Später, in einem Augenblick klarer Nüchternheit, sah er, dass sie im Sand lagen und dass der Staub der nahen Wüste über ihre Körper wehte. Sand knirschte im Mund, in den Haaren und auf der Haut. Sie hatte ihr Gesicht an seine Brust gepresst und in ihn hineingeschrien: „Ich liebe dich, ich liebe dich, bei Allah, ich liebe dich.“ Ist so viel Glück möglich?, dachte Harry. In diesem Land steht die Welt in Flammen und wir ertrinken in Liebe und Leidenschaft.
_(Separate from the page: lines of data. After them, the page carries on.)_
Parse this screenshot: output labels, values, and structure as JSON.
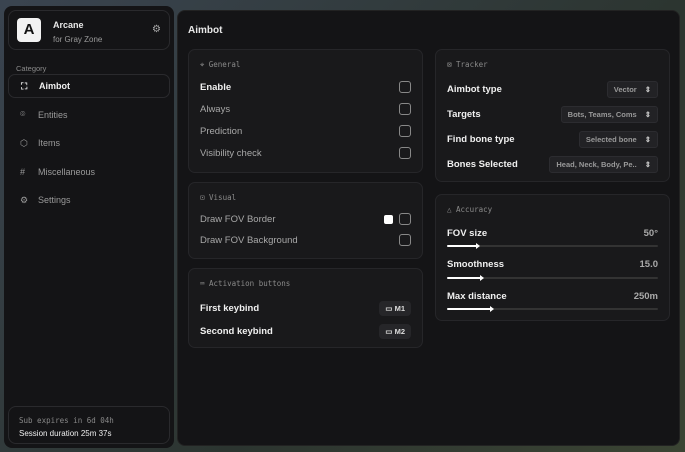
{
  "brand": {
    "logo": "A",
    "name": "Arcane",
    "subtitle": "for Gray Zone",
    "settings_icon": "gear-icon"
  },
  "sidebar": {
    "category_label": "Category",
    "items": [
      {
        "label": "Aimbot",
        "icon": "crosshair-icon",
        "glyph": "⛶",
        "active": true
      },
      {
        "label": "Entities",
        "icon": "user-scan-icon",
        "glyph": "⌾",
        "active": false
      },
      {
        "label": "Items",
        "icon": "box-icon",
        "glyph": "⬡",
        "active": false
      },
      {
        "label": "Miscellaneous",
        "icon": "hash-icon",
        "glyph": "#",
        "active": false
      },
      {
        "label": "Settings",
        "icon": "gear-icon",
        "glyph": "⚙",
        "active": false
      }
    ],
    "sub_expires": "Sub expires in 6d 04h",
    "session": "Session duration 25m 37s"
  },
  "main": {
    "title": "Aimbot",
    "general": {
      "title": "General",
      "items": [
        {
          "label": "Enable",
          "checked": false
        },
        {
          "label": "Always",
          "checked": false
        },
        {
          "label": "Prediction",
          "checked": false
        },
        {
          "label": "Visibility check",
          "checked": false
        }
      ]
    },
    "visual": {
      "title": "Visual",
      "items": [
        {
          "label": "Draw FOV Border",
          "checked": false,
          "color": "#ffffff"
        },
        {
          "label": "Draw FOV Background",
          "checked": false
        }
      ]
    },
    "activation": {
      "title": "Activation buttons",
      "items": [
        {
          "label": "First keybind",
          "key": "M1"
        },
        {
          "label": "Second keybind",
          "key": "M2"
        }
      ]
    },
    "tracker": {
      "title": "Tracker",
      "items": [
        {
          "label": "Aimbot type",
          "value": "Vector"
        },
        {
          "label": "Targets",
          "value": "Bots, Teams, Coms"
        },
        {
          "label": "Find bone type",
          "value": "Selected bone"
        },
        {
          "label": "Bones Selected",
          "value": "Head, Neck, Body, Pe.."
        }
      ]
    },
    "accuracy": {
      "title": "Accuracy",
      "items": [
        {
          "label": "FOV size",
          "value": "50°",
          "fraction": 0.14
        },
        {
          "label": "Smoothness",
          "value": "15.0",
          "fraction": 0.16
        },
        {
          "label": "Max distance",
          "value": "250m",
          "fraction": 0.21
        }
      ]
    }
  }
}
Nackt, zärtlich und zaghaft begannen sie, sich gegenseitig ein wenig zu erzählen.
„Ich hätte nie gedacht, dass ich mich einmal in einen Fremden verlieben könnte.“
„Ich habe vom ersten Augenblick im El-Jazair Royal gewusst, dass ich dir verfallen bin.“
Beide waren so vollendet glücklich, so vollendet gesättigt von gegenseitiger Zärtlichkeit, so vollendet befriedigt von gegenseitiger Leidenschaft und gegenseitigem Begehren. Zwischendurch waren sie immer wieder lange still. Es war kein verlegenes Stillsein, sondern ein vollkommenes, vollendetes Wohlfühlen. Ein Glücksgefühl, eine Zufriedenheit, die beide so ausfüllte, dass da gar nichts anderes mehr zu sein brauchte.